La mitad de Miquel Ruiz.

¿Qué podría llevar a un cocinero de vanguardia, ya con prestigio e incluso adeptos, a mudarse de la alta a la baja cocina? Miquel Ruiz lo argumenta así de rápido: «No encontraba un buen bar y decidí abrir uno». ¿Por qué dar más explicaciones? Para mí, plumilla gourmet en ciernes, su cocina hiperperfeccionista y moderna fue, hace casi veinte años, una auténtica revelación profesional. Recuerdo muy bien algunos platos de su magisterio en La Seu (Moraira), como el de vieiras marinadas con reducción de arròs amb fesols i naps (en crema) y helado de atún y soja. Ahí descubrí y me maravillé con ese gran invento de la cocina neotradicional. Miquel Ruiz fue pionero de esta corriente culinaria -dedicada a agitar y reinventar el recetario del terruño- que pronto se convertiría en tendencia viral. No me extraña nada que uno acabe hasta el gorro de toda la mandanga mediática que, a corto plazo, acaba obligándote a cocinar para inspectores y gourmands marisabidillos, así como para el propio ego, implacable enemigo. Además, ¿puede haber algo mejor que un buen bar? No se me ocurre. El de Miquel es alegre y bullicioso, está en una esquina de la parte vieja de Dénia y se peta a diario. Tiene tres semanas de lista de espera. ¿Por qué? La respuesta es de cajón: El Baret de Miquel es el lugar más barato de toda la Marina Alta, comarca alicantina de 759 kilómetros cuadrados. Como un día le reventó el móvil (y el coco) debido al exceso de demanda, ahora las reservas sólo pueden hacerse a través de la web: miquelruizcuiner.com. Para quien no sepa o no quiera saber idiomas, cuiner es cocinero, no chef, ni mercader, ni embajador, ni asesor, ni divo.

Consomé de pepino con melva, jengibre y raïm de pastor.

Consomé de pepino, melva, jengibre y raïm de pastor.

Hoy en día ser chef es una marca, un nombre, una imagen que alguien ha de dedicarse a vender compulsivamente («el chico de marketing») para posicionarte mejor y hacer que figures cuanto antes en el ranking de turno.
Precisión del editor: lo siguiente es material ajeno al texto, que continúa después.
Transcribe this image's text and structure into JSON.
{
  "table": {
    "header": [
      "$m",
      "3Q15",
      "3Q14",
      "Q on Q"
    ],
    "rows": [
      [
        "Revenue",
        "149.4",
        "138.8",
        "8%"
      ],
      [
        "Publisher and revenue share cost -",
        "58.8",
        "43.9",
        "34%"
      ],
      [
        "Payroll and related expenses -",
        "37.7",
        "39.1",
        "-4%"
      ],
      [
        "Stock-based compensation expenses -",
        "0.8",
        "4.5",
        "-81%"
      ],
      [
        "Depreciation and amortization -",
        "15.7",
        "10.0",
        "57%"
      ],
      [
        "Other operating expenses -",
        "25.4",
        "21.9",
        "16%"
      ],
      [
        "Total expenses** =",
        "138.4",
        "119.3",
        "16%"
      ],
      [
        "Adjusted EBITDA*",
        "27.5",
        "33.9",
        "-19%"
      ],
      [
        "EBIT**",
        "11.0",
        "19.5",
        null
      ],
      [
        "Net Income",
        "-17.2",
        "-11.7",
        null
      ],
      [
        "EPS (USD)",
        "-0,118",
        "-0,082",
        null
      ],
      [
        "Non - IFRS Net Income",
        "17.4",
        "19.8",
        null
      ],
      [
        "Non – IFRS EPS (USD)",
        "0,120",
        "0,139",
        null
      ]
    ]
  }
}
Por suerte, algunos cuiners también se plantean la posibilidad de dejar atrás toda esa mandanga y encuentran en su oficio una oportunidad para el contento inmediato y cotidiano. He visto trabajar varias veces a Miquel Ruiz desde la pequeña barra de su baret -privilegiada atalaya para dos- y siempre me ha parecido estar observando a un titán reconcentrado. No levanta cabeza hasta que acaba el servicio: sólo entonces sonríe y se echa una merecidísima cerveza. Hace unos días comí lo siguiente: chips con salsa de berberechos y lima picada; caramelo de hueva de atún con avellana caramelizada; coca de trigo antiguo con aceite de pino, pimiento confitado y perelló en escabeche; esponja de ceviche con erizo (llevaba caldo de tomate de colgar, guacamole y vegetales marinos varios); consomé meloso de pepino, melva, jengibre y raïm de pastor; tartar de gambas con caldo de fesols i naps (manjar frío-caliente); ñoquis de acelga y tinta de sepia con crema de almendra amarga y tendones de ternera; lecha con mucho morro (otro sabroso mar y montaña con boniato a la sal como guarnición), etcétera. Cosas antiguas (cuaja la citada esponja con colas de pescado de toda la vida), con raíces y con sabor, muchas de ellas en homenaje a la cocina popular de bares y hornos: la patatilla, los bocadillos (tiene uno de arroz a banda), las salazones, las cocas saladas, las tapas… Infinitamente mejor que el agravio de una caña en copa de balón con su correspondiente y rancio mix de frutos secos en el penúltimo bar de diseño. Miquel Ruiz pensaba en términos de creatividad culinaria y luego la aplicaba al producto, pero ahora lo hace justo al revés: antes que la modernidad, el territorio. Y si antes abusaba del vacío y vivía sin vivir en él, ahora ha redescubierto la llama viva. El fuego y los parroquianos son lo que le llena.

P.D.: Gràcies a Paco ‘Guitarrer’, cinèfil i llauraor, per la seva companya i col·laboració en aquest article.